Reviews 2015

Wind Quintet

Virtuosi Tasmania
Wind Quintet - Satin Winds
Barrel Room
MONA, Berriedale

The Satin Winds performed their inaugural concerts last weekend. Featuring top players from the Tasmanian Symphony orchestra – Lloyd Hudson (flute), Dinah Woods (oboe), Andrew Seymour (clarinet), Tahnee van Herk (bassoon) and Heath Parkinson (horn) – the new ensemble presented three rarely heard, but very attractive and contrasted works. The boomy acoustic of MONA's Barrel Room posed a challenge, but these seasoned players reined in the volume of their playing and achieved good balance to suit the space. Paul Taffanel’s (1844-1908) Wind Quintet in G minor, sounding very French, has a lively melodious cast and appealing lyricism.

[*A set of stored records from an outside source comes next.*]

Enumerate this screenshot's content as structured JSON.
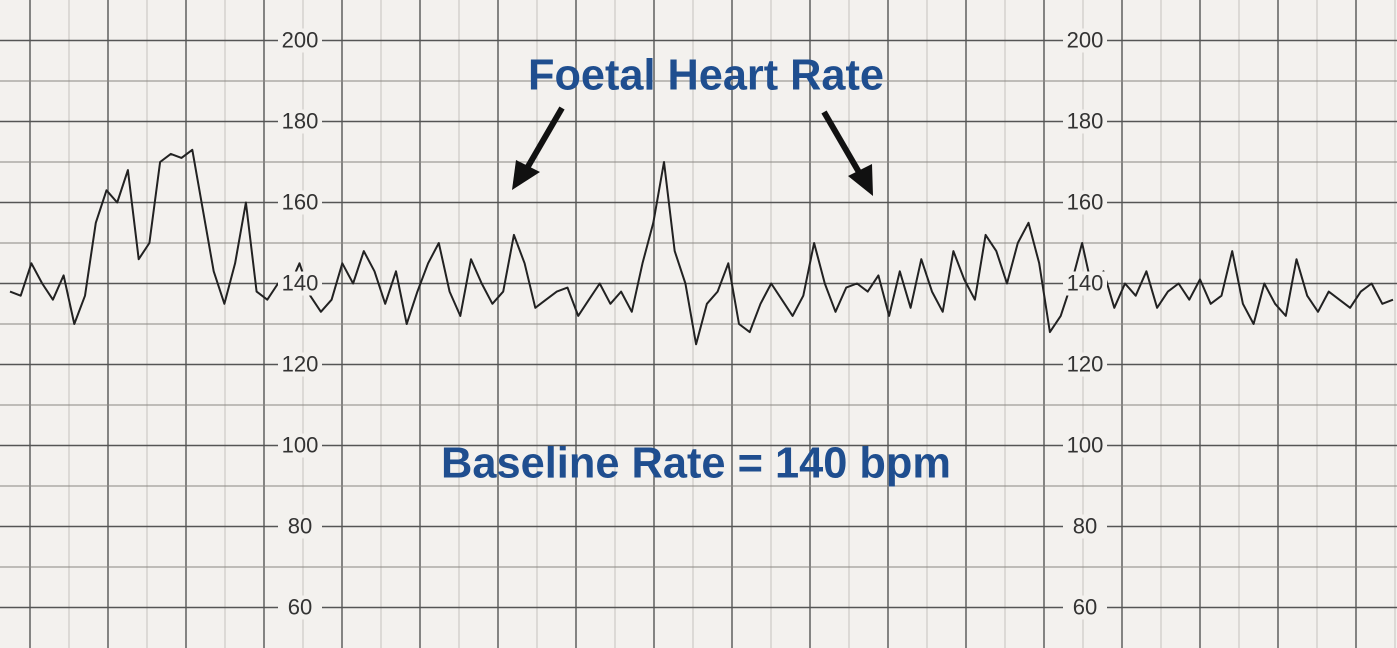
{
  "chart_data": {
    "type": "line",
    "annotations": [
      "Foetal Heart Rate",
      "Baseline Rate = 140 bpm"
    ],
    "ylim": [
      50,
      210
    ],
    "yticks": [
      60,
      80,
      100,
      120,
      140,
      160,
      180,
      200
    ],
    "grid": true,
    "categories": [
      null,
      null,
      null,
      null,
      null,
      null,
      null,
      null,
      null,
      null,
      null,
      null,
      null,
      null,
      null,
      null,
      null,
      null,
      null,
      null,
      null,
      null,
      null,
      null,
      null,
      null,
      null,
      null,
      null,
      null,
      null,
      null,
      null,
      null,
      null,
      null,
      null,
      null,
      null,
      null,
      null,
      null,
      null,
      null,
      null,
      null,
      null,
      null,
      null,
      null,
      null,
      null,
      null,
      null,
      null,
      null,
      null,
      null,
      null,
      null,
      null,
      null,
      null,
      null,
      null,
      null,
      null,
      null,
      null,
      null,
      null,
      null,
      null,
      null,
      null,
      null,
      null,
      null,
      null,
      null,
      null,
      null,
      null,
      null,
      null,
      null,
      null,
      null,
      null,
      null,
      null,
      null,
      null,
      null,
      null,
      null,
      null,
      null,
      null,
      null,
      null,
      null,
      null,
      null,
      null,
      null,
      null,
      null,
      null,
      null,
      null,
      null,
      null,
      null,
      null,
      null,
      null,
      null,
      null,
      null,
      null,
      null,
      null,
      null,
      null,
      null,
      null,
      null,
      null,
      null
    ],
    "series": [
      {
        "color": "#222222",
        "values": [
          138,
          137,
          145,
          140,
          136,
          142,
          130,
          137,
          155,
          163,
          160,
          168,
          146,
          150,
          170,
          172,
          171,
          173,
          158,
          143,
          135,
          145,
          160,
          138,
          136,
          140,
          139,
          145,
          137,
          133,
          136,
          145,
          140,
          148,
          143,
          135,
          143,
          130,
          138,
          145,
          150,
          138,
          132,
          146,
          140,
          135,
          138,
          152,
          145,
          134,
          136,
          138,
          139,
          132,
          136,
          140,
          135,
          138,
          133,
          145,
          155,
          170,
          148,
          140,
          125,
          135,
          138,
          145,
          130,
          128,
          135,
          140,
          136,
          132,
          137,
          150,
          140,
          133,
          139,
          140,
          138,
          142,
          132,
          143,
          134,
          146,
          138,
          133,
          148,
          141,
          136,
          152,
          148,
          140,
          150,
          155,
          145,
          128,
          132,
          140,
          150,
          138,
          143,
          134,
          140,
          137,
          143,
          134,
          138,
          140,
          136,
          141,
          135,
          137,
          148,
          135,
          130,
          140,
          135,
          132,
          146,
          137,
          133,
          138,
          136,
          134,
          138,
          140,
          135,
          136
        ]
      }
    ]
  }
}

It was wonderfully performed, with Heath Parkinson's fine horn playing especially notable. Contemporary American composer Valerie Coleman’s Afro-Cuban Concerto for Wind Quintet was exciting, the players tackling the rhythmic challenges with gusto. Cuban composer Paquito D'Rivero’s "Wapango" - a lively Latin dance – completed the program. The Satin Winds can be heard in the Taffanel work, and will be joined by pianist Jennifer Marten-Smith in Beethoven's Quintet for Piano and Winds Op 16, for a free concert at the Hobart Town Hall today at 5pm.

Peter Donnelly
Mercury 14 August 2015

Flute Cello Piano

Virtuosi Tasmania
Flute Cello Piano
Home Hill Winery
Ranelagh

Jillian Norton (flute), Martin Penicka (cello), and Amanda Hodder (piano) performed Romantic music, the first of several events at various venues around the State. While the concert was occasionally accompanied by the sound of heavy rain on the metal roof of the winery, it hardly affected enjoyment of some well-chosen pieces. Focused, committed playing graced music by Philippe Gaubert, Johann Nepomuk Hummel, Astor Piazzolla, and Carl Maria von Weber. The works offered a continuous contrast of styles, opening with Gaubert's "Piece Romantique", which was given a requisite elegance and Gallic charm. The Piazzolla tangos "La muerte del angel", with its fugal opening and harmonic poignancy, and "Oblivion", the encore, were especially appealing. The structurally more substantial Weber "Trio for flute, cello and piano in G minor, Op 63" and Hummel's "Adagio, Variations and Rondo on a Russian Theme, Op 78" were most enjoyable, especially the superb Weber Trio, which should be heard more frequently. There will be further performances at Devonport and Westbury on June 6 and 7 respectively.

Peter Donnelly
Mercury 3rd June 2015

Debussy and Haydn

CD: Virtuosi Tasmania
Huon Quartet
Debussy, Haydn
Virtuosi Tasmania Records

Haydn dances with Debussy at the Hobart Governor’s Ballroom.

Two minor string quartets recorded in the Ballroom of Government House, Hobart might sound underwhelming, but Virtuosi Tasmania provide a terrific match with Haydn and Debussy on their latest release.

Debussy’s stunning String Quartet in G Minor is thrillingly suspenseful. The second movement throbs with metronomic pizzicato, supplying fantastic textural contrasts. The Andantino, doucement expressif is painful in its beauty: this is the sort of music string quartets were created for. The romance comes to an impossibly peaceful ending, weakened only by a shaky beginning to the final chord. A pulsing cello drives the final movement to its brilliant finish.

Haydn’s String Quartet in F Minor, Op 20 No 5 sounds conservative and might have had more impact had it been placed first.

This is not to suggest the two works aren’t an appropriate fit – in fact, Haydn offers an emotional respite after the intensity of the Debussy. Haydn’s reliably repetitive motives in the first movement are followed by a light Menuetto. Because of the subtlety of this quartet, the ballroom’s mildly reverberant acoustics are more apparent. The Adagio pulses like a lullaby before coming to a dreamy end, followed by the Finale: Fuga a due soggetti. These final movements would go well without a break, and despite the Finale’s darker feel, the quartet still retains the lightness of the third movement before its bold conclusion.